KESABARAN YANG PANJANG: JALAN SPIRITUAL MENGHADAPI UJIAN KEHIDUPAN
Oleh: Duski Samad
Guru Besar Tasawuf UIN Imam Bonjol Padang
Kehidupan manusia tidak pernah lepas dari ujian. Sejak awal penciptaannya, manusia telah diberi tahu bahwa perjalanan hidup bukanlah jalan yang selalu mudah dan lurus tanpa hambatan. Ada kebahagiaan dan kesedihan, kelapangan dan kesempitan, keberhasilan dan kegagalan. Semua itu menjadi bagian dari sunnatullah dalam mendewasakan manusia.
Allah SWT berfirman:
وَلَنَبْلُوَنَّكُمْ بِشَيْءٍ مِّنَ الْخَوْفِ وَالْجُوْعِ وَنَقْصٍ مِّنَ الْاَمْوَالِ وَالْاَنْفُسِ وَالثَّمَرٰتِ ۗ وَبَشِّرِ الصّٰبِرِيْنَ
“Dan sungguh Kami akan menguji kamu dengan sedikit ketakutan, kelaparan, kekurangan harta, jiwa, dan buah-buahan. Dan sampaikanlah kabar gembira kepada orang-orang yang sabar.”
(QS. Al-Baqarah: 155)
Ayat ini memberikan kesadaran bahwa ujian bukan tanda Allah meninggalkan manusia. Sebaliknya, ujian adalah cara Allah membentuk kualitas iman, menguatkan jiwa, dan mengangkat derajat manusia.

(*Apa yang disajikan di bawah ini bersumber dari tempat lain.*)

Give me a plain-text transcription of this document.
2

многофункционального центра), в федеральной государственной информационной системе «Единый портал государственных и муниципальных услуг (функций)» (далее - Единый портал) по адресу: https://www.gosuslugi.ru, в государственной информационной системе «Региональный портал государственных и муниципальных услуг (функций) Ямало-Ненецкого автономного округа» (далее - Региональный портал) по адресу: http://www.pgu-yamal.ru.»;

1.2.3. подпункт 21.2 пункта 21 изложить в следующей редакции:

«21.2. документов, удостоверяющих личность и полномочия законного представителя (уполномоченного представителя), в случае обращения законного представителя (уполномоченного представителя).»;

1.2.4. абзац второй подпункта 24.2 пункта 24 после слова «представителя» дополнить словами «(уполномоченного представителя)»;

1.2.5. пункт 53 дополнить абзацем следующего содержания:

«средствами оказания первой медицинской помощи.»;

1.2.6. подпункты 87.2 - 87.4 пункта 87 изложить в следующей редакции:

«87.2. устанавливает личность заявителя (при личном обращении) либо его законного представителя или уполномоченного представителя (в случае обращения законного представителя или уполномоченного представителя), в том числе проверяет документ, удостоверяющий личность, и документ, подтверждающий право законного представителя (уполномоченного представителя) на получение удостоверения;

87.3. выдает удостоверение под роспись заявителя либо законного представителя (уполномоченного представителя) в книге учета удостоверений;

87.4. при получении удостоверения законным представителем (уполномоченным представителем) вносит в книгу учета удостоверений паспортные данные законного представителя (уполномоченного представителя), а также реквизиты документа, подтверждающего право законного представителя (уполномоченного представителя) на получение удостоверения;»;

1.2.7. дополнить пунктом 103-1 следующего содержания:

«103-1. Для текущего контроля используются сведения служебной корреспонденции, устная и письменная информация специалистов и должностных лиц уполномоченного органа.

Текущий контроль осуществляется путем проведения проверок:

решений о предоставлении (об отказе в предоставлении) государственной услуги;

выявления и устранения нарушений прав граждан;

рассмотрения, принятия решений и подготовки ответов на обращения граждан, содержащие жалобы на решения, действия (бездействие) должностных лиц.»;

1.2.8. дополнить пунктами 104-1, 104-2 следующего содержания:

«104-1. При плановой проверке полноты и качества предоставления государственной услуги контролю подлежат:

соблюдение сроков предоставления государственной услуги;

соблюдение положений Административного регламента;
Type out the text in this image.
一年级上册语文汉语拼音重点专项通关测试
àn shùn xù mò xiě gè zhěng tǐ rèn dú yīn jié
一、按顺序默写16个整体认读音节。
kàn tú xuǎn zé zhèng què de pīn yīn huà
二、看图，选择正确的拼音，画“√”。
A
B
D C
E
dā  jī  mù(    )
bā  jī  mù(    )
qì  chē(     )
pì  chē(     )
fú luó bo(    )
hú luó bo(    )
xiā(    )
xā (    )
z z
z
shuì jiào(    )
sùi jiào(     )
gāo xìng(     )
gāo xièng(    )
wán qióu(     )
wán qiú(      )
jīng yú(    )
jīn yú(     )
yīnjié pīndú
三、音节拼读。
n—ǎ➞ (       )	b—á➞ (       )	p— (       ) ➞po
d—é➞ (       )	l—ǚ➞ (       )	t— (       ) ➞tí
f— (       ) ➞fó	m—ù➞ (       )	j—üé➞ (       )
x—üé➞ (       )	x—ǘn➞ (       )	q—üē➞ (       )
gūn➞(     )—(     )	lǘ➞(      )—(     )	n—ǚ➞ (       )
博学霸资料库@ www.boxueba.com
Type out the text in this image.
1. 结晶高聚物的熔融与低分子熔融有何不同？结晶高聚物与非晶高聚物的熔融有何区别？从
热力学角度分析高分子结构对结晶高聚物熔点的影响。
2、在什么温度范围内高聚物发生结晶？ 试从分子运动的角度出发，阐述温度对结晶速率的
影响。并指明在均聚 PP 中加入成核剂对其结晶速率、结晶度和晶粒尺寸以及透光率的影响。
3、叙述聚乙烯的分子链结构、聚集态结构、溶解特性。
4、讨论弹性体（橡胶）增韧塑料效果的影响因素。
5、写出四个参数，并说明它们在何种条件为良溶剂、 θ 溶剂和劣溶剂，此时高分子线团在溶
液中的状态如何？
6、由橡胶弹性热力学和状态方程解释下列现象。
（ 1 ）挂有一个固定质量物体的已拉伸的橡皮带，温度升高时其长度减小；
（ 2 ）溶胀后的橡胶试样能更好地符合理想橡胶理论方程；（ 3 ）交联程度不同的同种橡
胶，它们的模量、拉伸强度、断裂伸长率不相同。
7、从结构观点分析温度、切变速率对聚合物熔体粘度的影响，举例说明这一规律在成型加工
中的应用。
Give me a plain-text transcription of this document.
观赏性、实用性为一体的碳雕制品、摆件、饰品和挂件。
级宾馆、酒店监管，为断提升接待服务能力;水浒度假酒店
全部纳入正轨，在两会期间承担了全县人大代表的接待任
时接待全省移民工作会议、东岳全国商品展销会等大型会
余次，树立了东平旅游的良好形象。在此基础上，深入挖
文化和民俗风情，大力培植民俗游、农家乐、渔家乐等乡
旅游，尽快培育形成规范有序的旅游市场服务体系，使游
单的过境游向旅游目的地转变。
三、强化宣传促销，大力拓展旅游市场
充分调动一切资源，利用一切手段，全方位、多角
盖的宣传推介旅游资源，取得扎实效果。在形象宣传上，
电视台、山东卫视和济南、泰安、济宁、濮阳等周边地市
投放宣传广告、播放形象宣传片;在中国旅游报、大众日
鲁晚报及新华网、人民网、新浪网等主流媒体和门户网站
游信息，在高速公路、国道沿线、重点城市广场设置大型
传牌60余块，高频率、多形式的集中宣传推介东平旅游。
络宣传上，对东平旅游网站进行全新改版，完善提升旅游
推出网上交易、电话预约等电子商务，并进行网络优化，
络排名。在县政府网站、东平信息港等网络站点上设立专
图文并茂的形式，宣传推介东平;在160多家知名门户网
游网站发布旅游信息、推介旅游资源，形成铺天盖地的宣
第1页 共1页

Namun persoalannya bukan hanya bagaimana menghadapi ujian, tetapi bagaimana menjaga hati agar tetap bersabar dalam waktu yang panjang.
Sabar Bukan Sekadar Bertahan
Dalam pemahaman umum, sabar sering dianggap hanya sebagai kemampuan menahan diri ketika mengalami kesulitan. Padahal dalam perspektif Islam dan tasawuf, sabar memiliki makna yang jauh lebih dalam.
Sabar adalah kekuatan spiritual yang membuat manusia tetap teguh dalam ketaatan, mampu menahan diri dari keburukan, dan tetap memiliki prasangka baik kepada Allah dalam setiap keadaan.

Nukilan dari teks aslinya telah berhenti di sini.